A police pursuit through West Allis on Friday turned chaotic when a 15-year-old girl jumped from a moving vehicle, and the fleeing car later crashed into a parked vehicle on W. National Avenue. Three people were taken into custody, and a fourth occupant ran off and remained unaccounted for as investigators tried to sort out how the chase began and how it spun out.
What happened
West Allis officers first spotted the vehicle at S. 92nd Street and W. National Avenue and tried to pull it over, but the car took off eastbound on W. National, according to CBS 58. Police say the vehicle had been reported stolen before the attempted stop.
As the car continued along W. National, a 15-year-old girl from West Allis jumped out near S. 84th Street and W. National and was taken into custody, CBS 58 reported. The pursuit did not end there. Officers followed the vehicle until it collided with a parked car around S. 58th Street and W. National, where they arrested a 17-year-old driver from Waukesha and an 18-year-old back-seat passenger from Milwaukee.
West Allis police said the investigation is ongoing and that a fourth occupant bolted from the scene and had not been located at the time of the report, according to CBS 58. No immediate charges were announced in the station’s report. Prosecutors are expected to review the case and decide on referrals, including any juvenile processing for the underage occupant.
Chases and policy context
The incident unfolded as Milwaukee-area police agencies continue to wrestle with how and when to chase fleeing vehicles. Earlier this year, Milwaukee police tightened their rules on vehicle pursuits, narrowing when officers can engage and layering in more safety checks, as they clamped down on car chases.
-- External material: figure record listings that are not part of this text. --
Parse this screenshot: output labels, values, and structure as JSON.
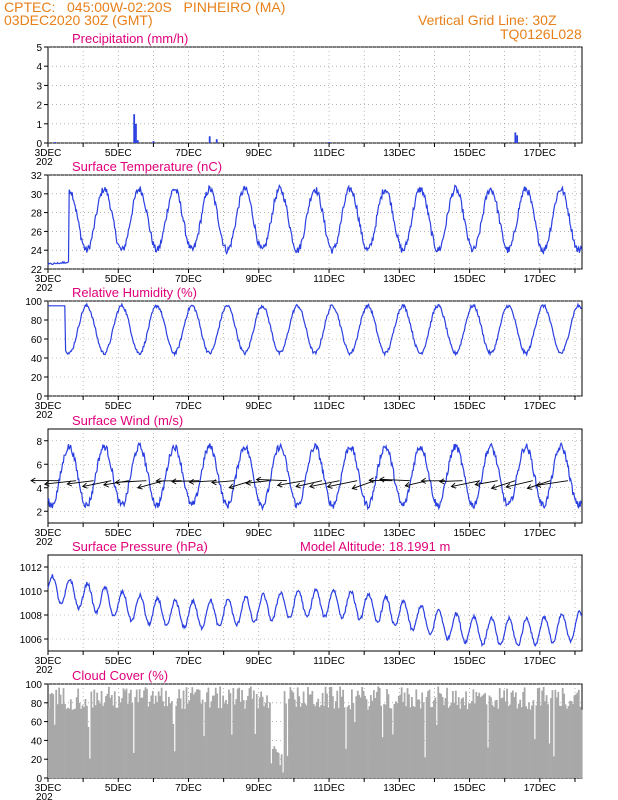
{
  "header": {
    "line1_left": "CPTEC:   045:00W-02:20S   PINHEIRO (MA)",
    "line2_left": "03DEC2020 30Z (GMT)",
    "line1_right": "Vertical Grid Line: 30Z",
    "line2_right": "TQ0126L028"
  },
  "date_labels": [
    "3DEC",
    "5DEC",
    "7DEC",
    "9DEC",
    "11DEC",
    "13DEC",
    "15DEC",
    "17DEC"
  ],
  "year_stub": "202",
  "colors": {
    "line": "#2a3fe0",
    "title": "#e0007a",
    "header": "#e8801a",
    "cloud": "#a8a8a8",
    "grid": "#888888"
  },
  "chart_data": [
    {
      "id": "precip",
      "type": "bar",
      "title": "Precipitation (mm/h)",
      "ylim": [
        0,
        5
      ],
      "yticks": [
        0,
        1,
        2,
        3,
        4,
        5
      ],
      "events": [
        {
          "day": 5.45,
          "value": 1.5
        },
        {
          "day": 5.5,
          "value": 1.0
        },
        {
          "day": 5.55,
          "value": 0.15
        },
        {
          "day": 6.0,
          "value": 0.1
        },
        {
          "day": 7.6,
          "value": 0.35
        },
        {
          "day": 7.8,
          "value": 0.2
        },
        {
          "day": 16.3,
          "value": 0.55
        },
        {
          "day": 16.35,
          "value": 0.4
        },
        {
          "day": 3.2,
          "value": 0.05
        },
        {
          "day": 11.0,
          "value": 0.05
        }
      ]
    },
    {
      "id": "temp",
      "type": "line",
      "title": "Surface Temperature (nC)",
      "ylim": [
        22,
        32
      ],
      "yticks": [
        22,
        24,
        26,
        28,
        30,
        32
      ],
      "series": [
        {
          "name": "",
          "model": "diurnal",
          "min": 24.0,
          "max": 30.5,
          "start_value": 22.5
        }
      ]
    },
    {
      "id": "rh",
      "type": "line",
      "title": "Relative Humidity (%)",
      "ylim": [
        0,
        100
      ],
      "yticks": [
        0,
        20,
        40,
        60,
        80,
        100
      ],
      "series": [
        {
          "name": "",
          "model": "diurnal-inverse",
          "min": 45,
          "max": 95
        }
      ]
    },
    {
      "id": "wind",
      "type": "line",
      "title": "Surface Wind (m/s)",
      "ylim": [
        1,
        9
      ],
      "yticks": [
        2,
        4,
        6,
        8
      ],
      "series": [
        {
          "name": "",
          "model": "diurnal",
          "min": 2.5,
          "max": 7.5
        }
      ],
      "vectors": "easterly"
    },
    {
      "id": "pres",
      "type": "line",
      "title": "Surface Pressure (hPa)",
      "annotation": "Model Altitude: 18.1991 m",
      "ylim": [
        1005,
        1013
      ],
      "yticks": [
        1006,
        1008,
        1010,
        1012
      ],
      "series": [
        {
          "name": "",
          "model": "semidiurnal",
          "mean_start": 1009.5,
          "mean_end": 1007.0,
          "amp": 1.6
        }
      ]
    },
    {
      "id": "cloud",
      "type": "bar",
      "title": "Cloud Cover (%)",
      "ylim": [
        0,
        100
      ],
      "yticks": [
        0,
        20,
        40,
        60,
        80,
        100
      ],
      "series": [
        {
          "name": "",
          "model": "mostly-cloudy",
          "typical": 85
        }
      ]
    }
  ]
}
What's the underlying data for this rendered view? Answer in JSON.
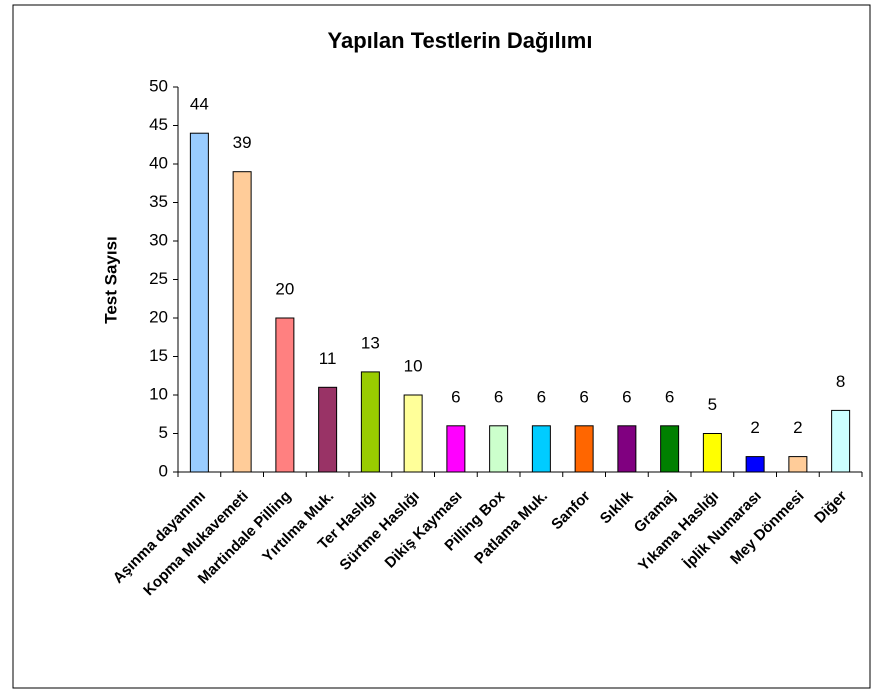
{
  "chart_data": {
    "type": "bar",
    "title": "Yapılan Testlerin Dağılımı",
    "y_label": "Test Sayısı",
    "categories": [
      "Aşınma dayanımı",
      "Kopma Mukavemeti",
      "Martindale Pilling",
      "Yırtılma Muk.",
      "Ter Haslığı",
      "Sürtme Haslığı",
      "Dikiş Kayması",
      "Pilling Box",
      "Patlama Muk.",
      "Sanfor",
      "Sıklık",
      "Gramaj",
      "Yıkama Haslığı",
      "İplik Numarası",
      "Mey Dönmesi",
      "Diğer"
    ],
    "values": [
      44,
      39,
      20,
      11,
      13,
      10,
      6,
      6,
      6,
      6,
      6,
      6,
      5,
      2,
      2,
      8
    ],
    "colors": [
      "#99ccff",
      "#ffcc99",
      "#ff8080",
      "#993366",
      "#99cc00",
      "#ffff99",
      "#ff00ff",
      "#ccffcc",
      "#00ccff",
      "#ff6600",
      "#800080",
      "#008000",
      "#ffff00",
      "#0000ff",
      "#ffcc99",
      "#ccffff"
    ],
    "ylim": [
      0,
      50
    ],
    "yticks": [
      0,
      5,
      10,
      15,
      20,
      25,
      30,
      35,
      40,
      45,
      50
    ],
    "grid": false
  }
}
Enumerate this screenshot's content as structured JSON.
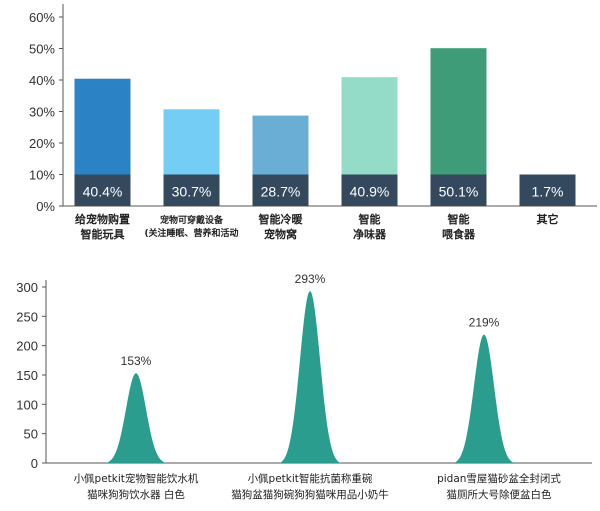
{
  "chart_data": [
    {
      "type": "bar",
      "categories": [
        [
          "给宠物购置",
          "智能玩具"
        ],
        [
          "宠物可穿戴设备",
          "(关注睡眠、营养和活动"
        ],
        [
          "智能冷暖",
          "宠物窝"
        ],
        [
          "智能",
          "净味器"
        ],
        [
          "智能",
          "喂食器"
        ],
        [
          "其它"
        ]
      ],
      "values": [
        40.4,
        30.7,
        28.7,
        40.9,
        50.1,
        1.7
      ],
      "value_labels": [
        "40.4%",
        "30.7%",
        "28.7%",
        "40.9%",
        "50.1%",
        "1.7%"
      ],
      "colors": [
        "#2b83c6",
        "#74cdf5",
        "#6aaed6",
        "#94dcc7",
        "#3f9c78",
        "#34495e"
      ],
      "label_band_color": "#34495e",
      "yticks": [
        "0%",
        "10%",
        "20%",
        "30%",
        "40%",
        "50%",
        "60%"
      ],
      "ylim": [
        0,
        60
      ]
    },
    {
      "type": "area",
      "categories": [
        [
          "小佩petkit宠物智能饮水机",
          "猫咪狗狗饮水器 白色"
        ],
        [
          "小佩petkit智能抗菌称重碗",
          "猫狗盆猫狗碗狗狗猫咪用品小奶牛"
        ],
        [
          "pidan雪屋猫砂盆全封闭式",
          "猫厕所大号除便盆白色"
        ]
      ],
      "values": [
        153,
        293,
        219
      ],
      "peak_labels": [
        "153%",
        "293%",
        "219%"
      ],
      "color": "#2a9d8f",
      "yticks": [
        "0",
        "50",
        "100",
        "150",
        "200",
        "250",
        "300"
      ],
      "ylim": [
        0,
        300
      ]
    }
  ]
}
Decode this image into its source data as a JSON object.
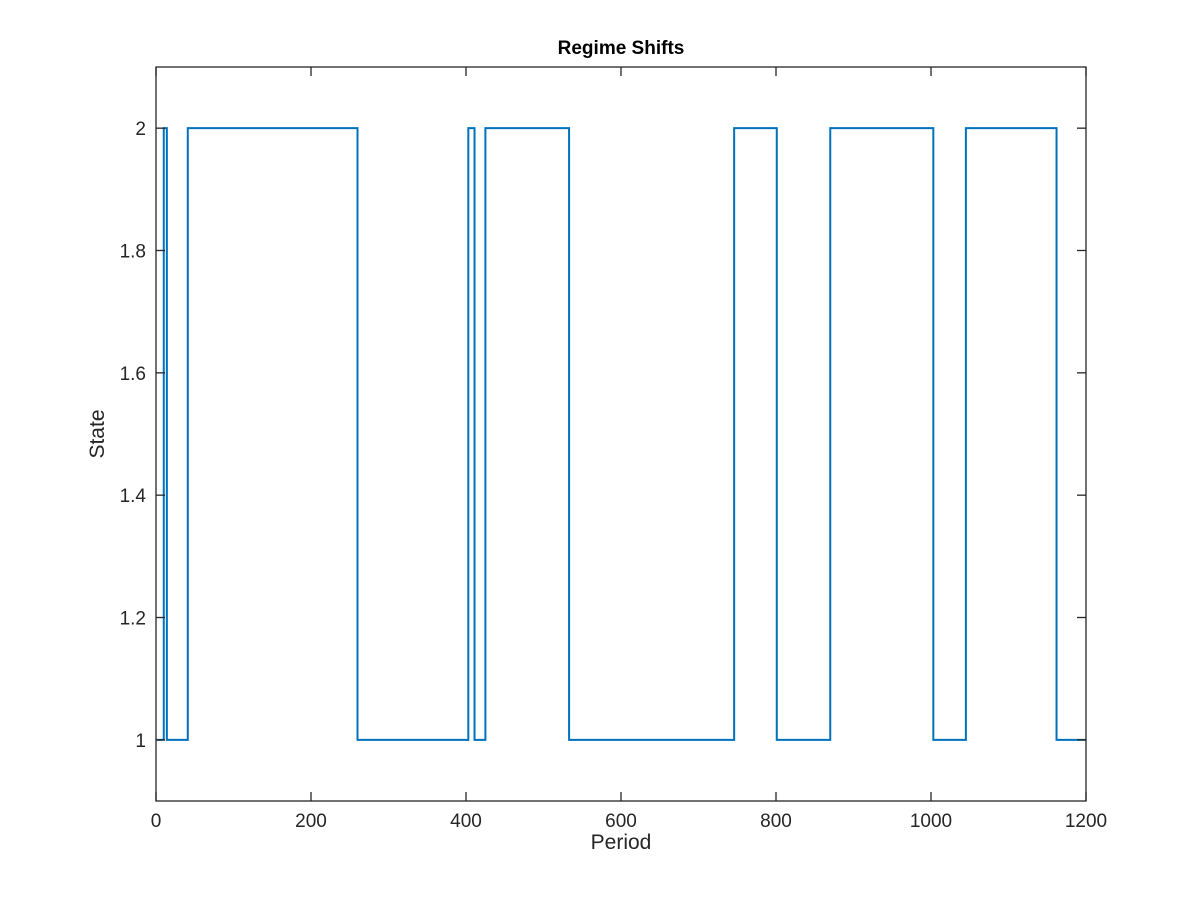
{
  "chart_data": {
    "type": "line",
    "title": "Regime Shifts",
    "xlabel": "Period",
    "ylabel": "State",
    "xlim": [
      0,
      1200
    ],
    "ylim": [
      0.9,
      2.1
    ],
    "xticks": [
      0,
      200,
      400,
      600,
      800,
      1000,
      1200
    ],
    "xtick_labels": [
      "0",
      "200",
      "400",
      "600",
      "800",
      "1000",
      "1200"
    ],
    "yticks": [
      1,
      1.2,
      1.4,
      1.6,
      1.8,
      2
    ],
    "ytick_labels": [
      "1",
      "1.2",
      "1.4",
      "1.6",
      "1.8",
      "2"
    ],
    "grid": false,
    "legend": "none",
    "series": [
      {
        "color": "#0072BD",
        "step": true,
        "x": [
          1,
          10,
          14,
          41,
          260,
          403,
          411,
          425,
          533,
          746,
          801,
          870,
          1003,
          1045,
          1162,
          1200
        ],
        "values": [
          1,
          2,
          1,
          2,
          1,
          2,
          1,
          2,
          1,
          2,
          1,
          2,
          1,
          2,
          1,
          1
        ]
      }
    ]
  }
}
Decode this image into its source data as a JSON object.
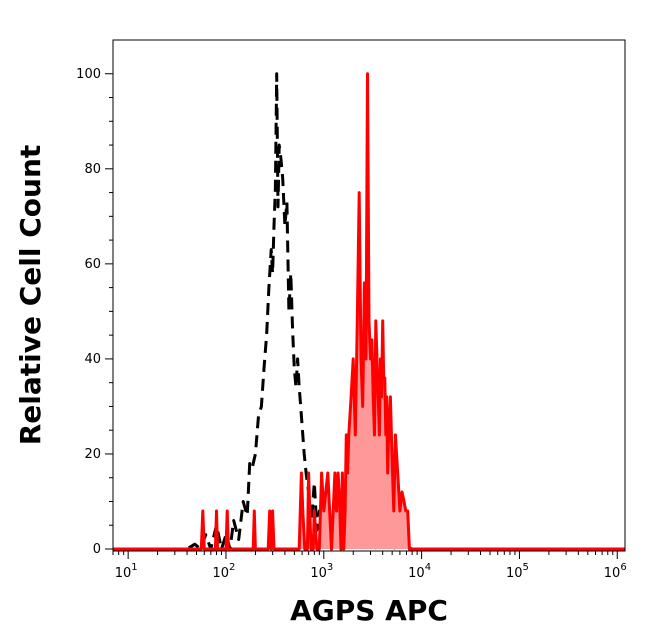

Those revisions followed a run of pursuit-related crashes and mounting concern over injuries and civilian deaths.
The department’s Standard Operating Procedure 660 instructs officers to consider road layout, traffic conditions and the number of people inside a fleeing vehicle before deciding whether to keep a chase going, a framework outlined by WUWM. On paper, the goal is to balance catching suspects with not escalating already dangerous situations on busy city streets.